4.3.1.2. Entre gens de la rue, on se comprend

Le groupe de pairs est un support essentiel, davantage encore à Dakar qu’à Lyon (67% / 37%). Car tout un système d’assistance (hébergement d’urgence, distribution de nourriture, etc.) existe à Lyon, ce qui n’est pas le cas à Dakar.

Au Sénégal, on retrouve principalement les personnes issues des villages de reclassement (qui vivent d’une façon plus communautaire à la rue), ainsi que les personnes atteintes de déficiences motrices, avec ou sans fauteuils roulants.

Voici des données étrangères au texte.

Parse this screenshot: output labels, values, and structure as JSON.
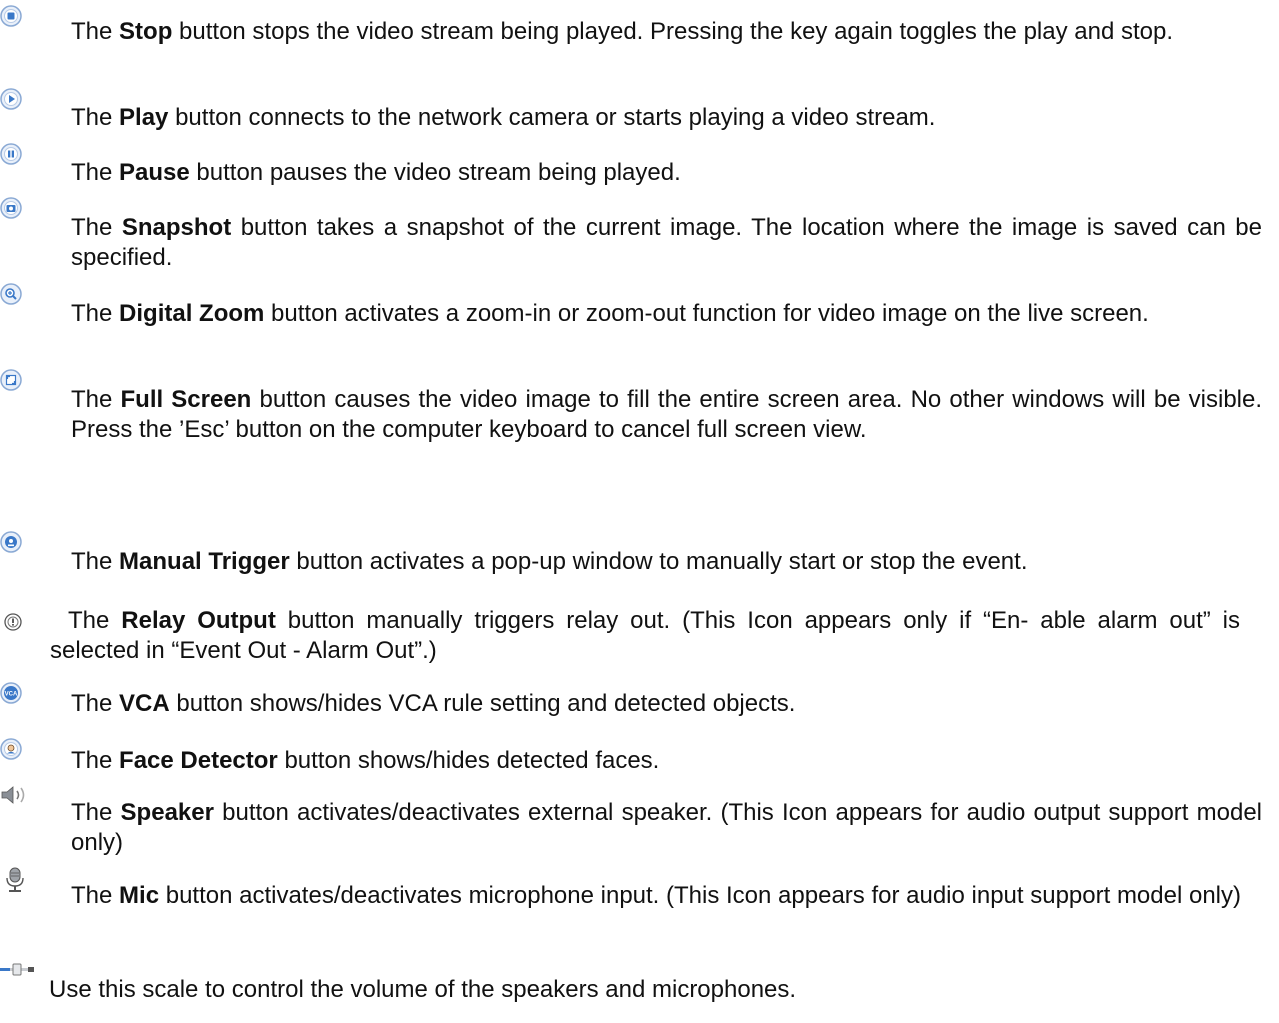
{
  "entries": [
    {
      "icon": "stop-icon",
      "pre": "The",
      "name": "Stop",
      "desc": "button stops the video stream being played. Pressing the key again toggles the play and stop."
    },
    {
      "icon": "play-icon",
      "pre": "The",
      "name": "Play",
      "desc": "button connects to the network camera or starts playing a video stream."
    },
    {
      "icon": "pause-icon",
      "pre": "The",
      "name": "Pause",
      "desc": "button pauses the video stream being played."
    },
    {
      "icon": "snapshot-icon",
      "pre": "The",
      "name": "Snapshot",
      "desc": "button takes a snapshot of the current image. The location where the image is saved can be specified."
    },
    {
      "icon": "digital-zoom-icon",
      "pre": "The",
      "name": "Digital Zoom",
      "desc": "button activates a zoom-in or zoom-out function for video image on the live screen."
    },
    {
      "icon": "full-screen-icon",
      "pre": "The",
      "name": "Full Screen",
      "desc": "button causes the video image to fill the entire screen area. No other windows will be visible. Press the ’Esc’ button on the computer keyboard to cancel full screen view."
    },
    {
      "icon": "manual-trigger-icon",
      "pre": "The",
      "name": "Manual Trigger",
      "desc": "button activates a pop-up window to manually start or stop the event."
    },
    {
      "icon": "relay-output-icon",
      "pre": "The",
      "name": "Relay Output",
      "desc": "button manually triggers relay out.  (This Icon appears only if “En- able alarm out” is selected in “Event Out - Alarm Out”.)"
    },
    {
      "icon": "vca-icon",
      "pre": "The",
      "name": "VCA",
      "desc": "button shows/hides VCA rule setting and detected objects."
    },
    {
      "icon": "face-detector-icon",
      "pre": "The",
      "name": "Face Detector",
      "desc": "button shows/hides detected faces."
    },
    {
      "icon": "speaker-icon",
      "pre": "The",
      "name": "Speaker",
      "desc": "button activates/deactivates external speaker. (This Icon appears for audio output support model only)"
    },
    {
      "icon": "mic-icon",
      "pre": "The",
      "name": "Mic",
      "desc": "button activates/deactivates microphone input. (This Icon appears for audio input support model only)"
    }
  ],
  "volume": {
    "icon": "volume-scale-icon",
    "text": "Use this scale to control the volume of the speakers and microphones."
  },
  "vca_icon_label": "VCA",
  "colors": {
    "icon_blue": "#3a78c8",
    "icon_ring": "#9ab8de",
    "text": "#111111"
  }
}
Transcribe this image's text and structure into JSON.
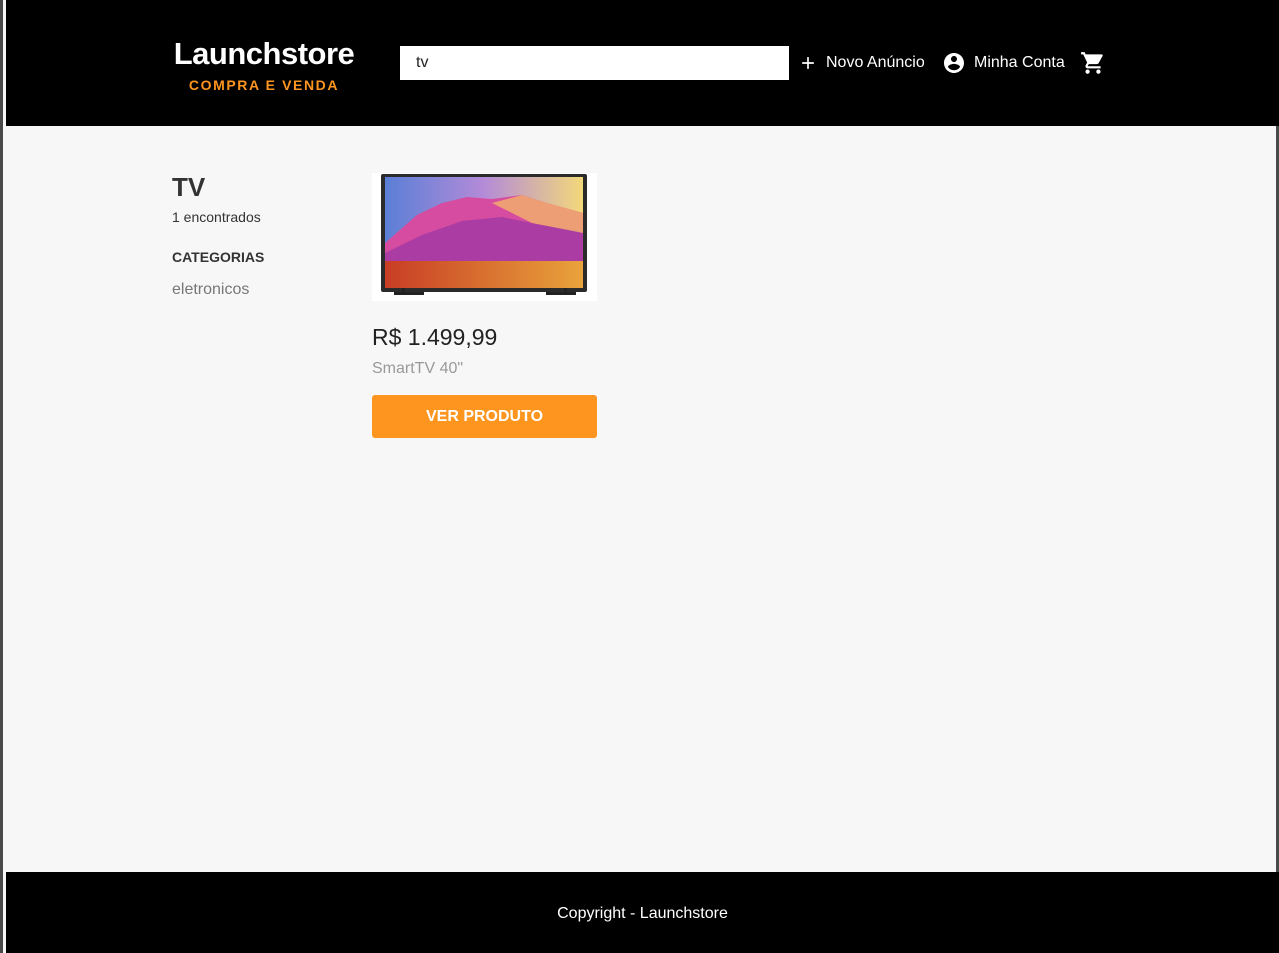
{
  "header": {
    "logo_title": "Launchstore",
    "logo_subtitle": "COMPRA E VENDA",
    "search_value": "tv",
    "new_ad_label": "Novo Anúncio",
    "account_label": "Minha Conta",
    "icons": [
      "plus-icon",
      "account-circle-icon",
      "shopping-cart-icon"
    ]
  },
  "sidebar": {
    "search_term": "TV",
    "found_count": "1 encontrados",
    "categories_title": "CATEGORIAS",
    "categories": [
      "eletronicos"
    ]
  },
  "products": [
    {
      "price": "R$ 1.499,99",
      "name": "SmartTV 40\"",
      "button_label": "VER PRODUTO"
    }
  ],
  "footer": {
    "copyright": "Copyright - Launchstore"
  },
  "colors": {
    "accent": "#fd951f",
    "header_bg": "#000000",
    "page_bg": "#f7f7f7"
  }
}
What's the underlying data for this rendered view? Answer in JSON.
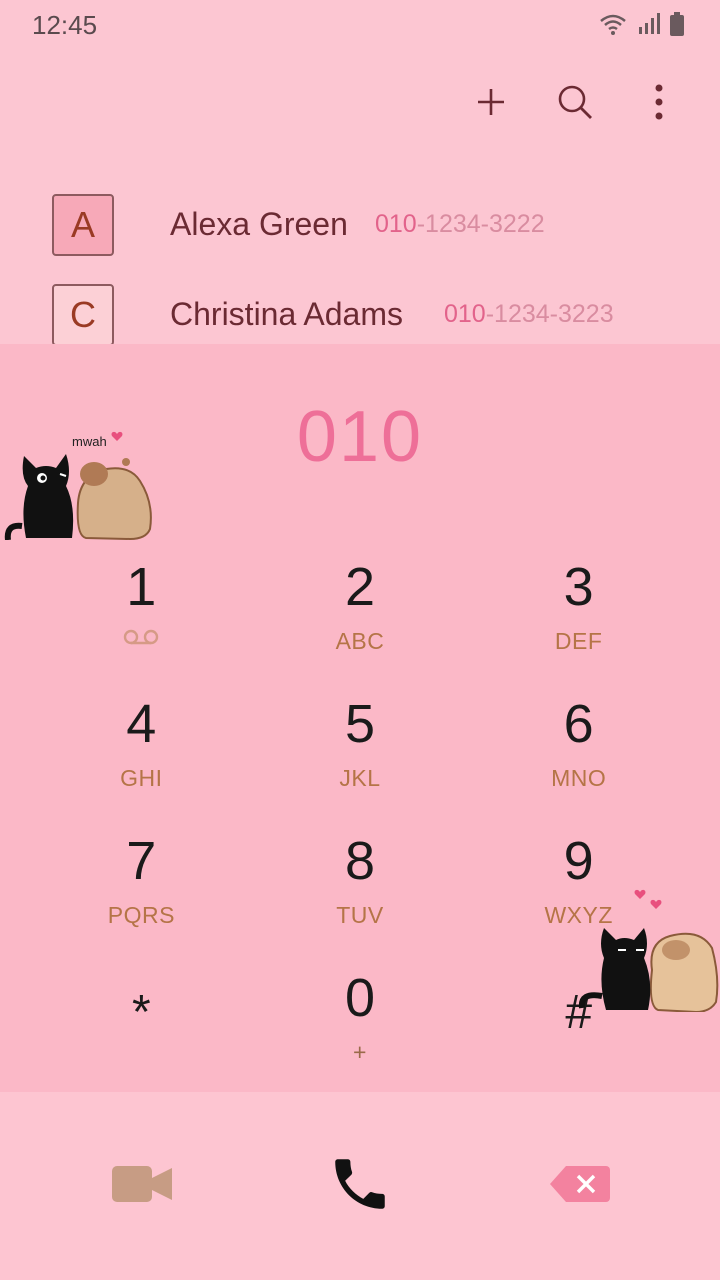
{
  "status_bar": {
    "time": "12:45",
    "icons": [
      "wifi-icon",
      "signal-icon",
      "battery-icon"
    ]
  },
  "toolbar": {
    "add_icon": "plus-icon",
    "search_icon": "search-icon",
    "more_icon": "more-vertical-icon"
  },
  "contacts": [
    {
      "initial": "A",
      "name": "Alexa Green",
      "number_match": "010",
      "number_rest": "-1234-3222"
    },
    {
      "initial": "C",
      "name": "Christina Adams",
      "number_match": "010",
      "number_rest": "-1234-3223"
    }
  ],
  "dial": {
    "entered": "010"
  },
  "stickers": {
    "top_caption": "mwah"
  },
  "keys": [
    {
      "digit": "1",
      "letters": ""
    },
    {
      "digit": "2",
      "letters": "ABC"
    },
    {
      "digit": "3",
      "letters": "DEF"
    },
    {
      "digit": "4",
      "letters": "GHI"
    },
    {
      "digit": "5",
      "letters": "JKL"
    },
    {
      "digit": "6",
      "letters": "MNO"
    },
    {
      "digit": "7",
      "letters": "PQRS"
    },
    {
      "digit": "8",
      "letters": "TUV"
    },
    {
      "digit": "9",
      "letters": "WXYZ"
    },
    {
      "digit": "*",
      "letters": ""
    },
    {
      "digit": "0",
      "letters": "+"
    },
    {
      "digit": "#",
      "letters": ""
    }
  ],
  "actions": {
    "video_call_icon": "video-camera-icon",
    "call_icon": "phone-icon",
    "backspace_icon": "backspace-icon"
  },
  "colors": {
    "background": "#fcc6d2",
    "dialpad_background": "#fbb8c7",
    "accent": "#ee6f98",
    "letters": "#b57447",
    "video_icon": "#c79c84",
    "backspace_icon": "#f3829f"
  }
}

Le processus d’individualisation de l’individu étant plus prégnant en France, le groupe des pairs devient le réseau le plus accessible pour créer quelques liens lorsque l’on vit dans l’errance.

Il est important de distinguer les « cercles » des groupes des pairs. Car, dans cette recherche ce qui est appelé groupe des pairs est constitué par l’ensemble des personnes en situation d’errance, partageant parfois le même handicap (à Dakar notamment) ou accueillant la personne isolée en situation de handicap (à Lyon principalement). Par contre, le groupe des pairs génère beaucoup de méfiance pour un tiers (ou plus) des personnes (33% à Dakar, 43% à Lyon). Le manque de solidarité, le racket et la violence multiforme vécus dans la rue sont des invariants qui traversent les continents.

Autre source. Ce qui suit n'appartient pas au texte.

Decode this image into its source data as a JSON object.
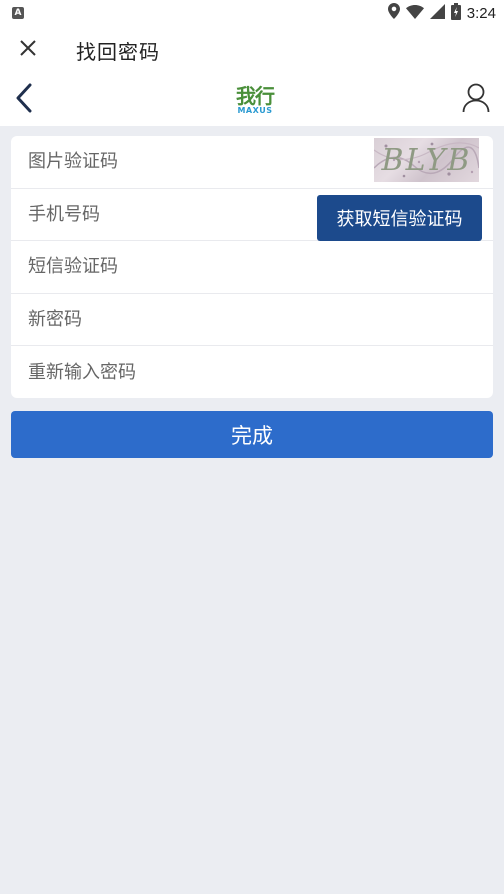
{
  "status_bar": {
    "time": "3:24",
    "notification_icon_letter": "A",
    "icons": [
      "location-icon",
      "wifi-icon",
      "signal-icon",
      "battery-charging-icon"
    ]
  },
  "title_bar": {
    "title": "找回密码",
    "close_icon": "close-icon"
  },
  "nav_bar": {
    "back_icon": "chevron-left-icon",
    "logo_cn": "我行",
    "logo_en": "MAXUS",
    "user_icon": "user-icon"
  },
  "form": {
    "image_code": {
      "placeholder": "图片验证码",
      "value": "",
      "captcha_text": "BLYB"
    },
    "phone": {
      "placeholder": "手机号码",
      "value": ""
    },
    "sms_button_label": "获取短信验证码",
    "sms_code": {
      "placeholder": "短信验证码",
      "value": ""
    },
    "new_password": {
      "placeholder": "新密码",
      "value": ""
    },
    "confirm_password": {
      "placeholder": "重新输入密码",
      "value": ""
    }
  },
  "done_button_label": "完成",
  "colors": {
    "page_background": "#ebedf2",
    "sms_button": "#1c4a8c",
    "done_button": "#2d6ccb",
    "logo_green": "#4a8f3a",
    "logo_blue": "#2a9ad1"
  }
}
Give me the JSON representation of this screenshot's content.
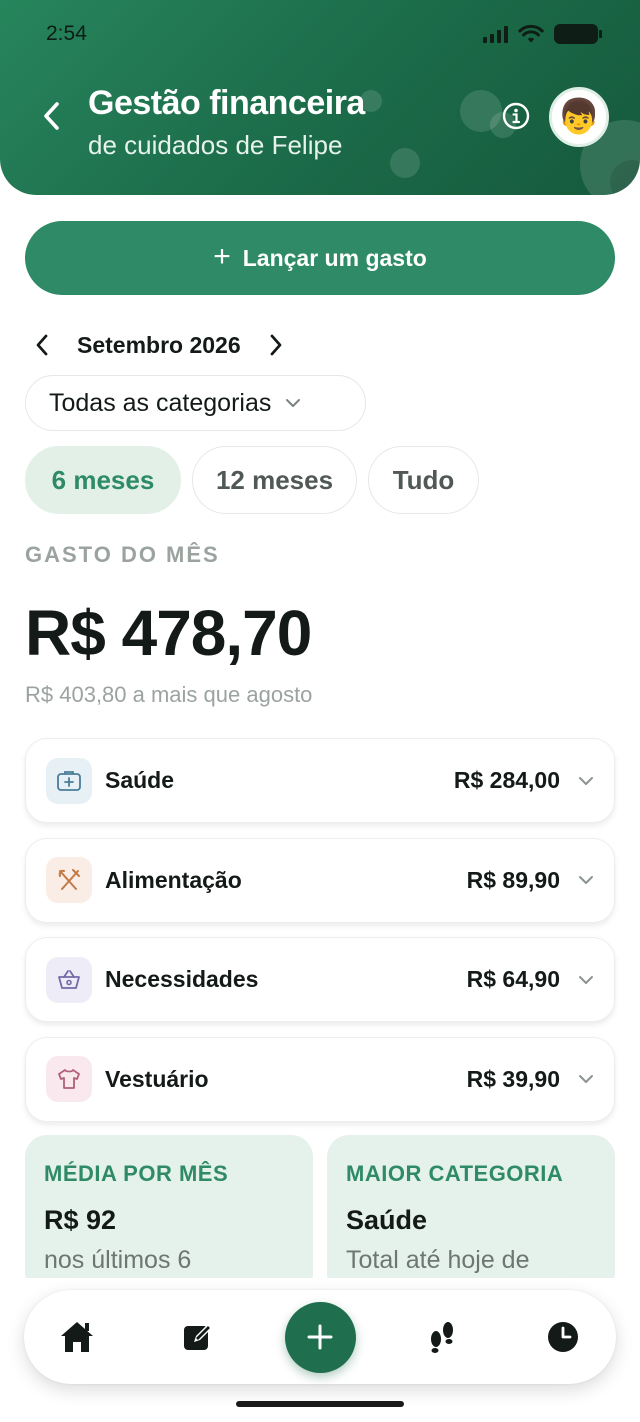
{
  "status_bar": {
    "time": "2:54"
  },
  "header": {
    "title": "Gestão financeira",
    "subtitle": "de cuidados de Felipe",
    "avatar_emoji": "👦",
    "icons": {
      "back": "chevron-left-icon",
      "info": "info-icon"
    }
  },
  "actions": {
    "add_expense_label": "Lançar um gasto",
    "add_expense_icon": "+"
  },
  "filters": {
    "month": "Setembro 2026",
    "category": "Todas as categorias",
    "ranges": [
      {
        "label": "6 meses",
        "active": true
      },
      {
        "label": "12 meses",
        "active": false
      },
      {
        "label": "Tudo",
        "active": false
      }
    ]
  },
  "summary": {
    "caption": "GASTO DO MÊS",
    "total": "R$ 478,70",
    "comparison": "R$ 403,80 a mais que agosto"
  },
  "categories": [
    {
      "name": "Saúde",
      "value": "R$ 284,00",
      "icon": "first-aid-kit-icon",
      "icon_bg": "#e6f0f5",
      "icon_color": "#4a7d99"
    },
    {
      "name": "Alimentação",
      "value": "R$ 89,90",
      "icon": "fork-knife-icon",
      "icon_bg": "#f9ede5",
      "icon_color": "#c27a45"
    },
    {
      "name": "Necessidades",
      "value": "R$ 64,90",
      "icon": "basket-icon",
      "icon_bg": "#eeecf7",
      "icon_color": "#766aa8"
    },
    {
      "name": "Vestuário",
      "value": "R$ 39,90",
      "icon": "tshirt-icon",
      "icon_bg": "#f9e9ee",
      "icon_color": "#b06077"
    }
  ],
  "stats": [
    {
      "label": "MÉDIA POR MÊS",
      "value": "R$ 92",
      "sub": "nos últimos 6"
    },
    {
      "label": "MAIOR CATEGORIA",
      "value": "Saúde",
      "sub": "Total até hoje de"
    }
  ],
  "tabbar": {
    "items": [
      "home-icon",
      "edit-note-icon",
      "add-icon",
      "footprints-icon",
      "clock-icon"
    ]
  },
  "colors": {
    "brand": "#2f8b67",
    "header_dark": "#1b6a48",
    "fab": "#1f6e4d",
    "muted": "#9ba39f"
  }
}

Si, à l’inverse, le soutien offert par les pairs est plus apprécié que celui du réseau social, c’est en grande partie à cause de partage et de solidarité vécue dans les actes de la vie quotidienne. C’est cette perception qui est mise en avant par le sous-groupe de ceux que Patrick Declerck 189 appelle les « clochards », fortement représentés au sein de la population-cible à Lyon. Cependant, entre solidarité ponctuelle et règlement de compte, l’ambivalence du lien ressort.

Notes
189.

Declerck, Patrick. 2001. Les naufragés. Avec les clochards de Paris, Paris, Terre Humaine.